Hasil riset menjelaskan, bahwa membaca nyaring memiliki pengaruh positif lain, seperti mempererat hubungan kasih-sayang orang tua dan anak, mengenalkan anak pada bahasa lisan dan tulis, meningkatkan kemampuan berbahasa anak, membuat anak menikmati dunia belajar sebagai hiburan, dan sekaligus memperluas wawasan dan pengetahuan mereka. Selain itu sarana yang terbaik untuk memprediksikan kecakapan membaca anak usia dini adalah pengukuran melalui kemampuan anak dalam pengetahuan membaca dan menulis di sekolah.

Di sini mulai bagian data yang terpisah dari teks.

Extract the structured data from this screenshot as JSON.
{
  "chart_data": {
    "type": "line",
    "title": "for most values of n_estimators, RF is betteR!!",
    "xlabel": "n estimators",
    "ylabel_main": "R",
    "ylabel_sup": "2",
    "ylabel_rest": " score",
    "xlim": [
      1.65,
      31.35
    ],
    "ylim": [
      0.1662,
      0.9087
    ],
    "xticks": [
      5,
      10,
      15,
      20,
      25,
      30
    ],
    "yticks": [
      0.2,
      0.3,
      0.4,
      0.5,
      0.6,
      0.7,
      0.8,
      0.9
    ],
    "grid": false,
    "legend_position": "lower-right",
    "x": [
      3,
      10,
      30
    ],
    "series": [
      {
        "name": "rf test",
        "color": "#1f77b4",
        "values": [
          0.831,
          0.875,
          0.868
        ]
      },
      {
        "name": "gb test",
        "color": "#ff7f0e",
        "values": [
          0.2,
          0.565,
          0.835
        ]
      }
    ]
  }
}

Tidak dapat dipungkiri saat ini banyak ahli PAUD yang memandang pentingnya pengenalan literasi (membaca dan menulis) pada anak usia dini. Dalam penelitian juga diungkapkan bahwa kemampuan litreasi dapat diperkenalkan atau diajarkan kepada anak usia dini sejak anak berada dalam kandungan.

Anak usia 0-1 tahun, sejak dalam kandungan bisa distimulasi atau diperkenalkan dengan berbagai aktivitas yang mendorong anak untuk mengembangkan kemampuan literasi.

Anak usia 2 - 3 tahun, pada dasarnya sangat gemar dengan buku. Jika stimulasi berhasil anak-anak akan mempunyai kecenderungan untuk menyukai buku. Beberapa penelitian menunjukan bahwa anak yang sejak dini akrab dengan dunia buku kelak dimasa dewasa ia akan mempunyai minat baca yang tinggi. Umumnya pada masa ini anak-anak mulai membaca, gemar memberikan nama pada objek-objek yang ada dalam buku tersebut. Seiring berjalannya waktu dan bertambahnya kosa kata atau tanda yang dikenali, mulailah memperkenalkan anak untuk membaca tetapi bukan untuk menghafal.

Anak usia 3 - 6 tahun, pada tahap kesenangan anak terhadap buku cerita mulai meningkat tajam. Walaupun demikian pada tahap ini anak masih menyukai buku-buku cerita yang masih banyak ilustrasi gambar-gambar, dan warnah-warna cerah. Dalam penelitian diungkapkan bahwa periode literasi anak mulai dari lahir sampai dengan usia enam tahun. Dengan demikian pemberian literasi yang paling bagik bagi anak pada tahap ini adalah membacakan cerita, kisah, atau dongeng.

Anak pada masa usia emas akan sangat baik untuk diajarkan dan terus dipupuk dalam dunia literasi karena pesatnya perkembangan otak mereka. Oleh sebab itu dibutuhkan peran orangtua untuk selalu membimbing tanpa memaksa agar kelak mereka bisa menjadi generasi yang cerdas.